I think if I went down to the rainforest trying to test a big theory, I would have come back empty handed, or with a few papers that mostly would be collecting dust by now. But simply by wandering off without a specific vision of big theories, I think I’ve done something that results in tangible, if not big, progress.

So, that’s my case for why tinkering is a good way to do science. You might stumble on something amazing, or you might come upon something just mildly curious, but no matter what happens, you’ll learn something genuinely new.

Just imagine what else we’d be learning if other scientists doing basic research, in all kinds of disciplines, started doing research in obscure directions on things that were mysterious to them but didn’t seem of much obvious consequence.

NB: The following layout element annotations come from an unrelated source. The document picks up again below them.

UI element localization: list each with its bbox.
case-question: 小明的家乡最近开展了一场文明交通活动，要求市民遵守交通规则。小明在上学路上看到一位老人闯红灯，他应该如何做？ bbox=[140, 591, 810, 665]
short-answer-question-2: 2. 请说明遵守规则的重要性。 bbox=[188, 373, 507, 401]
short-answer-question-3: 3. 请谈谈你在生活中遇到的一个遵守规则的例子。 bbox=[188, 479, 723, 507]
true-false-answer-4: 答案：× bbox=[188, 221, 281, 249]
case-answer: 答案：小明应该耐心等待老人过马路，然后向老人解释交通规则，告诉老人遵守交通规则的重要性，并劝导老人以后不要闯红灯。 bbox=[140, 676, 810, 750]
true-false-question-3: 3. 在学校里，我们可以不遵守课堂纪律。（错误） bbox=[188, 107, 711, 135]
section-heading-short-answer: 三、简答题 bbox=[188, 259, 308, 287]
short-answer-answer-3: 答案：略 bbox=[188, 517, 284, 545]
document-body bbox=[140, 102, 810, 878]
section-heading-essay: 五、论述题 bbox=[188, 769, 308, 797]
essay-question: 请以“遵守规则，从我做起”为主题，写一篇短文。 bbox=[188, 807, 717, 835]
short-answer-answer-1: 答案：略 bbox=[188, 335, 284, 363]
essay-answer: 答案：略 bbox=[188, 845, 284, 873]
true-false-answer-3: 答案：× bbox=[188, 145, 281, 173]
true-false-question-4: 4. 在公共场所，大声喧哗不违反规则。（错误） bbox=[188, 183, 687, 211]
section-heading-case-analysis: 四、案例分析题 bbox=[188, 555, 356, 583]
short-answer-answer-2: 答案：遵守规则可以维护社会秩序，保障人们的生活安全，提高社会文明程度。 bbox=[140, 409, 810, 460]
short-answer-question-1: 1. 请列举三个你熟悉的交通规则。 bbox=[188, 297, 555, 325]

I think we’d be learning a lot more about the world and probably develop many new ideas more quickly than we are now.

4 thoughts on “How tinkering can work as a research program

  1. Nice post Terry. I have some old posts talking in the abstract (or using silly hypothetical examples) to illustrate good vs. bad reasons for choosing a research project. I think your post is a nice concrete example of someone choosing to do something for good reasons, and being very clear-eyed about what those reasons are. Problems arise when people misunderstand, or fib about, why what they’re doing is worth doing.

  2. Thanks for sharing those posts. I really appreciated spelling out the ‘weak reasons’ for projects. That should be a classic. (You also can think about those weak reasons as also weak exposition in manuscripts, too.)